Così, il 92% dei 500 imprenditori chiede che «ci sia maggiore proporzionalità tra i tassi di interesse concessi dalle banche e i tassi applicati al mercato per assicurare un aumento dell’accesso al credito. Poi, agevolazioni, sgravio delle aliquote Iva e affidamenti non bloccati». A seguire, l’8% si divide tra un 4% che chiede «una maggiore vigilanza su chi applica la concorrenza sleale (basata sulla drastica diminuzione del prezzo senza qualità) e su chi non segue le normative vigenti» e un 2% per il quale è importante che vengano definite «leggi chiare e applicabili».
Il restante 2% interessa chi vorrebbe «unificare su scala nazionale i parametri di certificazione energetica e gli incentivi direttamente proporzionali alla classe ottenuta» e chi dice, ormai rassegnato, di «non fare niente: il mercato si sistema da solo». In questa percentuale, però, rientrano anche gli imprenditori che premiano la scelta del Governo Monti di «ampliare il recupero del 55% fino a euro 96mila, agevolazione che andrebbe estesa anche all’acquisto della prima casa, magari con un limite di euro 100mila».
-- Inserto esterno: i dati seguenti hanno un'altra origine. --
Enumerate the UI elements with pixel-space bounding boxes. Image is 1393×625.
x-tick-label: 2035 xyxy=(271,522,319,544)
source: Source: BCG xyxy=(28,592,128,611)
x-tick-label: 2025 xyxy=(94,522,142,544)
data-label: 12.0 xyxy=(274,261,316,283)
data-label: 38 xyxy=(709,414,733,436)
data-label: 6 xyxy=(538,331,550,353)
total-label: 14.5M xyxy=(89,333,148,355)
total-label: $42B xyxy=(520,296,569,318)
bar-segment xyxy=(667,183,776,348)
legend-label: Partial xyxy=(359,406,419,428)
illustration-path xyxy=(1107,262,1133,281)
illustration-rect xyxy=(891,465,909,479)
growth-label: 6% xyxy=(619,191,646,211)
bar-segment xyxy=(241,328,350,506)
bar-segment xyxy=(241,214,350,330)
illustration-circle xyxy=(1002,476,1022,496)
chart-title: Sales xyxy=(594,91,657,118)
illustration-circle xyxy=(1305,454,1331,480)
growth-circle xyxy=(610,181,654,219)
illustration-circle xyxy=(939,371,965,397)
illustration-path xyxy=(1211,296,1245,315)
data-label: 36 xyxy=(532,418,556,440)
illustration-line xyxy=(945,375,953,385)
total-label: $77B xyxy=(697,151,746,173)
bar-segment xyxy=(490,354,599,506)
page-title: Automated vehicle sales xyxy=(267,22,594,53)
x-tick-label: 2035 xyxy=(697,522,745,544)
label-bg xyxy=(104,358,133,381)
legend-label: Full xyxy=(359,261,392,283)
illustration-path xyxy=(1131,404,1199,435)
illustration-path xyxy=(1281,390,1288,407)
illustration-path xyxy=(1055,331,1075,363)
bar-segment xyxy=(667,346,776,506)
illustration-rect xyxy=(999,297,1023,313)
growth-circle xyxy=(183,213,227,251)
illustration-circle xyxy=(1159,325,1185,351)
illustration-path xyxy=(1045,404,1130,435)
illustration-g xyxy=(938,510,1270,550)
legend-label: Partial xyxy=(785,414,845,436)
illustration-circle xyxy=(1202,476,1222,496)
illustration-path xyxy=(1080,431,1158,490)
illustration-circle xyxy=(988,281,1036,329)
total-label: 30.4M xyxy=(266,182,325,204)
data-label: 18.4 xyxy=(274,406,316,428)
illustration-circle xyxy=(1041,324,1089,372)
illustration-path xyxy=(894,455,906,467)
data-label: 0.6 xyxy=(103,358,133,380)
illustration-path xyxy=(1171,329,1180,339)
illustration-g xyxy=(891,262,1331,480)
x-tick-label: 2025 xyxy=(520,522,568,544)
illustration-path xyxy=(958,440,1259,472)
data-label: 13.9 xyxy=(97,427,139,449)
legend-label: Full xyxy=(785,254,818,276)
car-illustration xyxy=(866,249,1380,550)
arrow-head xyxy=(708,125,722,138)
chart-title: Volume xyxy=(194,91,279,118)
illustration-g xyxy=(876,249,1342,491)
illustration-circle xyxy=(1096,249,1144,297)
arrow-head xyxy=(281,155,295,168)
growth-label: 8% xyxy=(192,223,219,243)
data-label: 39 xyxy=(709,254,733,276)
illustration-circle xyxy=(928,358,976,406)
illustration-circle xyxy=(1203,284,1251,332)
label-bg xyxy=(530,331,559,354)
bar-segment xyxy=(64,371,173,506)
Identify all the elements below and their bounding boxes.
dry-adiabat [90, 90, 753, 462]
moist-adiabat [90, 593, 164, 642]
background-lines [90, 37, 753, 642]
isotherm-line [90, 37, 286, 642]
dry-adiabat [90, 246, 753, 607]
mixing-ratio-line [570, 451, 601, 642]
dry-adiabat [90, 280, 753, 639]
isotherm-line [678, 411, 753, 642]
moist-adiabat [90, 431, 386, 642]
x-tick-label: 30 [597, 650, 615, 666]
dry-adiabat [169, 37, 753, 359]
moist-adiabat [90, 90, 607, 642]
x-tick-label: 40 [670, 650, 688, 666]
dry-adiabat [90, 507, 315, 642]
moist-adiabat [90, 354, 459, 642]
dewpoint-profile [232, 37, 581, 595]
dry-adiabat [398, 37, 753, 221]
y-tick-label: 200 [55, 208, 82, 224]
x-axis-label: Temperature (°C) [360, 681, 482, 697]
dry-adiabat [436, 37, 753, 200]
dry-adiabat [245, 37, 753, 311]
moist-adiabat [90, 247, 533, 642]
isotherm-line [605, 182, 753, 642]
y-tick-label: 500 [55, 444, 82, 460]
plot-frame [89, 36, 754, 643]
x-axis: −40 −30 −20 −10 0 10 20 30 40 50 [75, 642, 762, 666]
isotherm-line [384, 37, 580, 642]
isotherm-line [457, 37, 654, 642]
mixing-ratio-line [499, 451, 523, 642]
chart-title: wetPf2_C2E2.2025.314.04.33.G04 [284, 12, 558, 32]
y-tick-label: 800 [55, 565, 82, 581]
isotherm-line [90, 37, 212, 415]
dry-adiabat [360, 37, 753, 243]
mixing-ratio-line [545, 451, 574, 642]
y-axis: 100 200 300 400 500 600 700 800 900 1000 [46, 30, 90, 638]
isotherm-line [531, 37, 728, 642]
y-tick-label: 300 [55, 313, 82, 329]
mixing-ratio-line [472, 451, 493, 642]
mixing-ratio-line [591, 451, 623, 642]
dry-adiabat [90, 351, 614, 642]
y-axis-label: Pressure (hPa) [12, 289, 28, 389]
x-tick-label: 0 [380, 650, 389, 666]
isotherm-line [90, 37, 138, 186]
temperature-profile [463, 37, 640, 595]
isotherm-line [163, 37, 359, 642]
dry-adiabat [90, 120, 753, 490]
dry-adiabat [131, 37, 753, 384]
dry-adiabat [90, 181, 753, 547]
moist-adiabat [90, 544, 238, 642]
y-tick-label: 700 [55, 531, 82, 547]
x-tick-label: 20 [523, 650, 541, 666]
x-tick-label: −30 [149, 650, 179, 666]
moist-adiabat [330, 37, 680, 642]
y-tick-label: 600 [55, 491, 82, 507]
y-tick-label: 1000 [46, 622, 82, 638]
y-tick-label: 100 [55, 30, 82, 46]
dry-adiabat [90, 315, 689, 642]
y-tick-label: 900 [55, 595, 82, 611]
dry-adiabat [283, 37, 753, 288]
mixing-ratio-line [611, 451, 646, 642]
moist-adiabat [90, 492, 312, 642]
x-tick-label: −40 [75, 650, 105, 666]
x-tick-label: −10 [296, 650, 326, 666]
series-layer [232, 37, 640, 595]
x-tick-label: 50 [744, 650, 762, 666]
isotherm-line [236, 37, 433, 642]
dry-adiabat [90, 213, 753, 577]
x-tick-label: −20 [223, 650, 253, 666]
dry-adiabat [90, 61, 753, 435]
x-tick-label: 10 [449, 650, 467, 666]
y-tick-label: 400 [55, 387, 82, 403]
Al totale del campione attivo nella “green economy”, però, interessa un particolare sul quale si potrebbe giocare il futuro del comparto Costruzioni: «Più attenzione al territorio!», dichiarano le imprese. Più attenzione a mantenere gli equilibri, rispettare gli spazi, conservare ciò che già c’é. E qui si parla di cultura: «Dai cittadini alle istituzioni, si dovrebbe educare al recupero dell’esistente per ottimizzare le risorse e per prepararci ad una società dove la casa dovrà rappresentare un bene funzionale e sostenibile».